NOTE

Agent Thought Cycle

authorgemini-cli aliasesthought-action-observation, ooda-loop-for-agents titleAgent Thought Cycle statusactive date2026-04-24 typepermanent

Agent Thought Cycle

The Thought-Action-Observation cycle is the fundamental workflow of an autonomous agent, enabling it to reason about a goal and refine its approach based on environment feedback.

Core Opinion

This loop is the smallest useful model of an agent runtime. It matters in the Nest because most higher-level frameworks differ less in whether they use this cycle than in how much of it they expose, constrain, or automate.

The practical reading is:

  • "thought" is the model selecting a next move from the current state
  • "action" is the runtime boundary where the model leaves pure text and invokes a capability
  • "observation" is the new state returned to the loop, which either grounds the next step or reveals failure

Once that is clear, notes like react-pattern, agent-tools, graph-orchestration, and workflow-agents become easier to place.

The Loop

  1. Thought: The LLM reasons about the current state and decides which step to take next.
  2. Action: The agent executes a command or calls a tool based on the reasoning (e.g., search_web).
  3. Observation: The system returns the result of the action (e.g., "The weather is 72°F") as a new message to the LLM.

Evolution: ReAct

This cycle is often implemented using the react-pattern, where the reasoning and acting are interleaved in a single context window to maintain a logical "chain of thought."

Decision Rule

Start from agent-thought-cycle when your question is about the minimal logic of agency:

  • "What actually makes a tool-using system an agent instead of just a completion?"
  • "Where does failure usually enter the loop?"
  • "How do reasoning, tool use, and returned state fit together?"

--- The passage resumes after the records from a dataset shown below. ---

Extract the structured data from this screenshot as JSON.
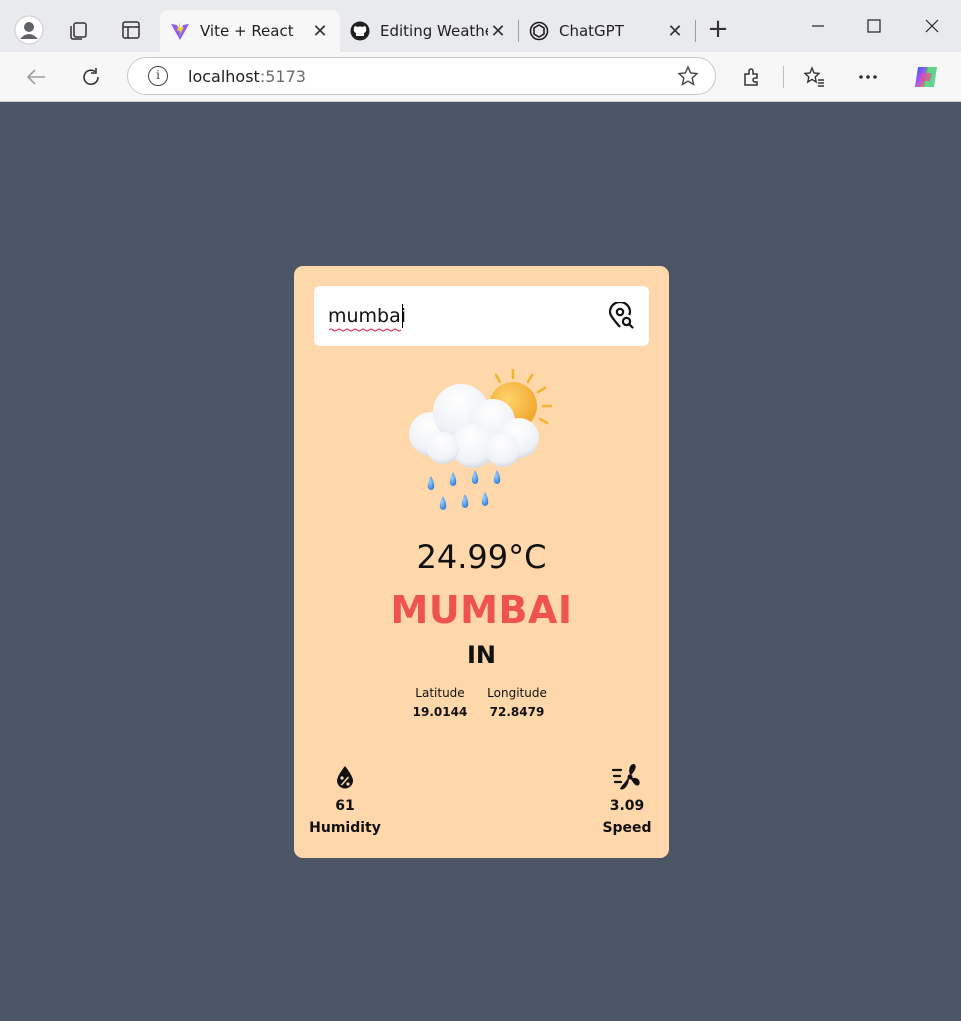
{
  "browser": {
    "tabs": [
      {
        "title": "Vite + React",
        "active": true
      },
      {
        "title": "Editing Weather",
        "active": false
      },
      {
        "title": "ChatGPT",
        "active": false
      }
    ],
    "address": {
      "host": "localhost",
      "port": ":5173"
    },
    "icons": [
      "profile-icon",
      "workspaces-icon",
      "tab-actions-icon",
      "back-icon",
      "refresh-icon",
      "site-info-icon",
      "favorite-star-icon",
      "extensions-icon",
      "favorites-icon",
      "more-icon",
      "copilot-icon"
    ]
  },
  "search": {
    "value": "mumbai",
    "icon": "location-search-icon"
  },
  "weather": {
    "icon": "sun-behind-rain-cloud",
    "temperature": "24.99°C",
    "city": "MUMBAI",
    "country": "IN",
    "latitude_label": "Latitude",
    "latitude": "19.0144",
    "longitude_label": "Longitude",
    "longitude": "72.8479",
    "humidity_value": "61",
    "humidity_label": "Humidity",
    "wind_value": "3.09",
    "wind_label": "Speed"
  },
  "colors": {
    "page_background": "#4b5563",
    "card_background": "#fed7aa",
    "city": "#ef5350"
  }
}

If the question is about a framework packaging this loop, route to agent-development-kit, openai-agents-sdk, or smolagents. If the question is about deterministic control over multiple loops, route to graph-orchestration or workflow-agents.

Failure Modes

Most agent bugs are distortions of one phase of this cycle:

  • bad Thought: the model plans against the wrong objective or hallucinates what it already knows
  • bad Action: the tool contract is vague, the chosen tool is wrong, or the runtime boundary is unsafe
  • bad Observation: the returned result is incomplete, noisy, or not written back into state in a usable form

That is why agent-tools and agent-actions matter operationally more than generic "reasoning" descriptions.

Relationship to the Rest of the Vault

  • react-pattern is the canonical prompt/runtime expression of this loop.
  • agent-tools explains the action surface in more detail.
  • graph-orchestration explains what happens when many such loops are wired together explicitly.
  • workflow-agents shows the deterministic counterpart where flow control is moved out of the model.